Una consapevolezza raggelante. Robert Baratheon era stato più forte di lui, questo era certo. E anche Gerold Hightower, il Toro Bianco, nei suoi giorni di gloria. E ser Arthur Dayne, la Spada dell’alba. E tra i vivi, Grande Jon Umber era più forte di lui, e anche il Cinghiale Selvaggio di Crakehall, e di sicuro entrambi i fratelli Clegane. La forza della Montagna che cavalca era oltre l’umano. Ma nulla di tutto questo aveva importanza. Con la velocità, con la bravura, Jaime era comunque in grado di batterli tutti, tutti quanti. Ma questa che aveva di fronte adesso era una donna. Un’immensa mucca di donna, d’accordo, ma anche così… a tutti gli effetti, avrebbe dovuto essere lei a cedere.

Ma lei non stava affatto cedendo.

Il duello è deciso più dal caso che da altro, da una pietra che cede sotto il piede di Jaime, anche se probabilmente la conclusione sarebbe stata la stessa anche senza caduta.

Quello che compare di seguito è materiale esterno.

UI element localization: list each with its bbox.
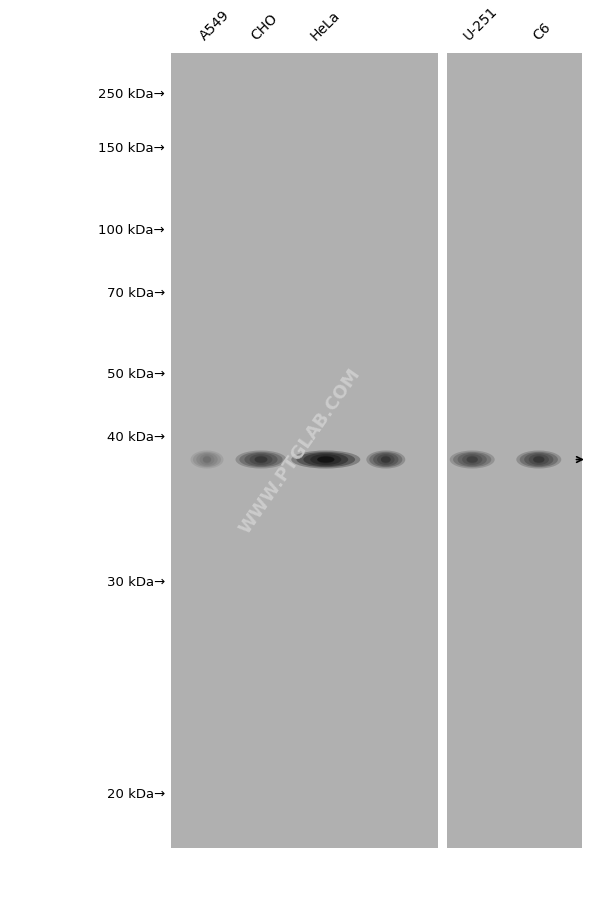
Text: 50 kDa→: 50 kDa→	[107, 368, 165, 381]
Text: A549: A549	[197, 8, 232, 43]
Text: HeLa: HeLa	[308, 8, 343, 43]
Ellipse shape	[190, 451, 223, 469]
Ellipse shape	[520, 453, 558, 467]
Ellipse shape	[373, 454, 398, 466]
Ellipse shape	[369, 453, 403, 467]
Ellipse shape	[244, 454, 278, 466]
Bar	[171, 54, 438, 848]
Ellipse shape	[517, 451, 562, 469]
Ellipse shape	[462, 455, 482, 465]
Text: WWW.PTGLAB.COM: WWW.PTGLAB.COM	[236, 365, 364, 537]
Ellipse shape	[196, 454, 218, 466]
Ellipse shape	[203, 456, 211, 464]
Ellipse shape	[203, 457, 211, 463]
Ellipse shape	[458, 454, 487, 466]
Ellipse shape	[381, 457, 391, 463]
Text: 70 kDa→: 70 kDa→	[107, 287, 165, 299]
Ellipse shape	[381, 456, 391, 464]
Text: 20 kDa→: 20 kDa→	[107, 787, 165, 800]
Ellipse shape	[239, 453, 283, 467]
Ellipse shape	[304, 454, 348, 466]
Text: 40 kDa→: 40 kDa→	[107, 431, 165, 444]
Text: 250 kDa→: 250 kDa→	[98, 88, 165, 101]
Text: 30 kDa→: 30 kDa→	[107, 575, 165, 588]
Ellipse shape	[467, 456, 478, 464]
Ellipse shape	[317, 457, 334, 463]
Ellipse shape	[310, 455, 341, 465]
Ellipse shape	[193, 453, 221, 467]
Text: C6: C6	[530, 20, 553, 43]
Ellipse shape	[317, 456, 334, 464]
Ellipse shape	[450, 451, 495, 469]
Ellipse shape	[533, 456, 544, 464]
Ellipse shape	[377, 455, 395, 465]
Text: U-251: U-251	[461, 5, 500, 43]
Ellipse shape	[250, 455, 272, 465]
Ellipse shape	[453, 453, 491, 467]
Ellipse shape	[292, 451, 360, 469]
Text: CHO: CHO	[248, 12, 280, 43]
Ellipse shape	[524, 454, 553, 466]
Ellipse shape	[235, 451, 287, 469]
Text: 150 kDa→: 150 kDa→	[98, 143, 165, 155]
Ellipse shape	[366, 451, 406, 469]
Ellipse shape	[533, 457, 544, 463]
Ellipse shape	[254, 457, 268, 463]
Ellipse shape	[296, 453, 355, 467]
Ellipse shape	[529, 455, 549, 465]
Text: 100 kDa→: 100 kDa→	[98, 224, 165, 236]
Ellipse shape	[254, 456, 268, 464]
Bar	[447, 54, 582, 848]
Ellipse shape	[467, 457, 478, 463]
Ellipse shape	[200, 455, 214, 465]
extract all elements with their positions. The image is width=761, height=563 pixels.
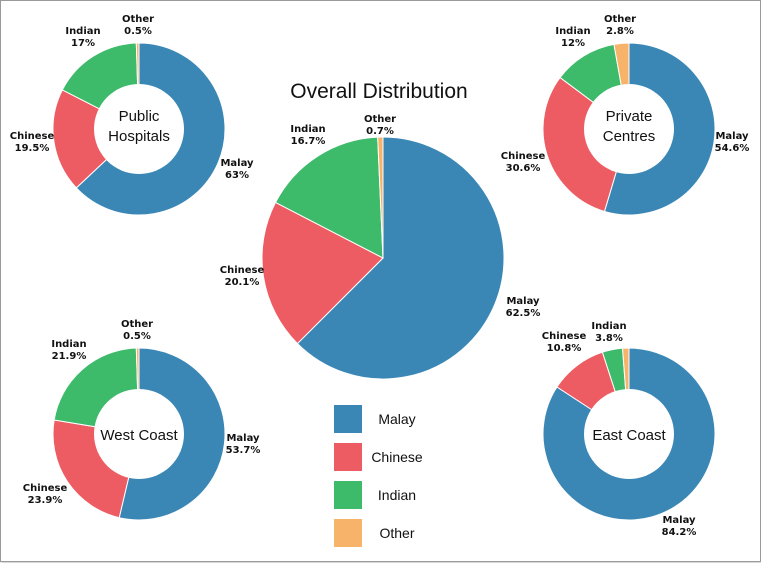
data-label-public-hospitals-malay: Malay 63%: [220, 158, 254, 181]
pie-charts: Malay 62.5% Chinese 20.1% Indian 16.7% Other 0.…: [10, 14, 750, 538]
data-label-private-centres-malay: Malay 54.6%: [715, 131, 750, 154]
pie-east-coast: East Coast Malay 84.2% Chinese 10.8%Indian 3.…: [542, 321, 716, 538]
legend: Malay Chinese Indian Other: [334, 405, 423, 547]
legend-label-chinese: Chinese: [371, 449, 423, 465]
data-label-east-coast-indian: Indian 3.8%: [591, 321, 626, 344]
legend-item-malay: Malay: [334, 405, 416, 433]
legend-swatch-chinese: [334, 443, 362, 471]
data-label-west-coast-indian: Indian 21.9%: [51, 339, 86, 362]
legend-label-indian: Indian: [378, 487, 416, 503]
donut-title-east-coast-0: East Coast: [592, 427, 666, 444]
donut-hole: [584, 84, 674, 174]
data-label-private-centres-indian: Indian 12%: [555, 26, 590, 49]
data-label-overall-distribution-chinese: Chinese 20.1%: [220, 265, 265, 288]
pie-overall-distribution: Malay 62.5% Chinese 20.1% Indian 16.7% Other 0.…: [220, 114, 541, 380]
data-label-east-coast-chinese: Chinese 10.8%: [542, 331, 587, 354]
data-label-private-centres-other: Other 2.8%: [604, 14, 636, 37]
data-label-overall-distribution-other: Other 0.7%: [364, 114, 396, 137]
donut-title-private-centres-1: Centres: [603, 128, 656, 145]
legend-swatch-other: [334, 519, 362, 547]
slice-overall-distribution-other: [377, 136, 384, 259]
slice-overall-distribution-malay: [296, 136, 505, 380]
legend-swatch-indian: [334, 481, 362, 509]
chart-title: Overall Distribution: [290, 80, 467, 103]
legend-item-other: Other: [334, 519, 415, 547]
pie-public-hospitals: Public Hospitals Malay 63% Chinese 19.5% India…: [10, 14, 254, 216]
data-label-overall-distribution-malay: Malay 62.5%: [506, 296, 541, 319]
donut-title-public-hospitals-0: Public: [119, 108, 160, 125]
data-label-overall-distribution-indian: Indian 16.7%: [290, 124, 325, 147]
legend-item-chinese: Chinese: [334, 443, 423, 471]
donut-title-private-centres-0: Private: [606, 108, 653, 125]
donut-title-west-coast-0: West Coast: [100, 427, 178, 444]
legend-label-other: Other: [379, 525, 414, 541]
data-label-east-coast-malay: Malay 84.2%: [662, 515, 697, 538]
data-label-public-hospitals-other: Other 0.5%: [122, 14, 154, 37]
data-label-west-coast-other: Other 0.5%: [121, 319, 153, 342]
pie-private-centres: Private Centres Malay 54.6% Chinese 30.6% Indi…: [501, 14, 750, 216]
legend-item-indian: Indian: [334, 481, 416, 509]
donut-title-public-hospitals-1: Hospitals: [108, 128, 170, 145]
legend-label-malay: Malay: [378, 411, 415, 427]
donut-hole: [94, 84, 184, 174]
slice-overall-distribution-indian: [274, 136, 384, 259]
legend-swatch-malay: [334, 405, 362, 433]
data-label-west-coast-malay: Malay 53.7%: [226, 433, 261, 456]
data-label-public-hospitals-chinese: Chinese 19.5%: [10, 131, 55, 154]
data-label-west-coast-chinese: Chinese 23.9%: [23, 483, 68, 506]
donut-hole: [94, 389, 184, 479]
slice-overall-distribution-chinese: [261, 201, 384, 345]
donut-hole: [584, 389, 674, 479]
data-label-private-centres-chinese: Chinese 30.6%: [501, 151, 546, 174]
data-label-public-hospitals-indian: Indian 17%: [65, 26, 100, 49]
slice-private-centres-chinese: [542, 76, 630, 213]
pie-west-coast: West Coast Malay 53.7% Chinese 23.9% Indian 21…: [23, 319, 261, 521]
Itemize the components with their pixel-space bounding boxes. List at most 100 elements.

È difficile sfruttare le maggiori dori da spadaccino quando non ci si può muovere nel modo giusto per colpa di qualche fastidiosa catena.

Il duello ha un piccolo risvolto collaterale: i due fanno rumore e attirano i Guitti Sanguinari di Vargo Hoat, attualmente al servizio di Roose Bolton.

Il gruppo non fa distinzioni fra Jaime e Brienne, li prende entrambi prigionieri e si dirige verso Harrenhal. Jaime riesce a indurre i loro catturatori a non stuprare Brienne ma non può far nulla per proteggere sé stesso quando Hoat decide di voler mandare un messaggio a Tywin Lannister. Bleah!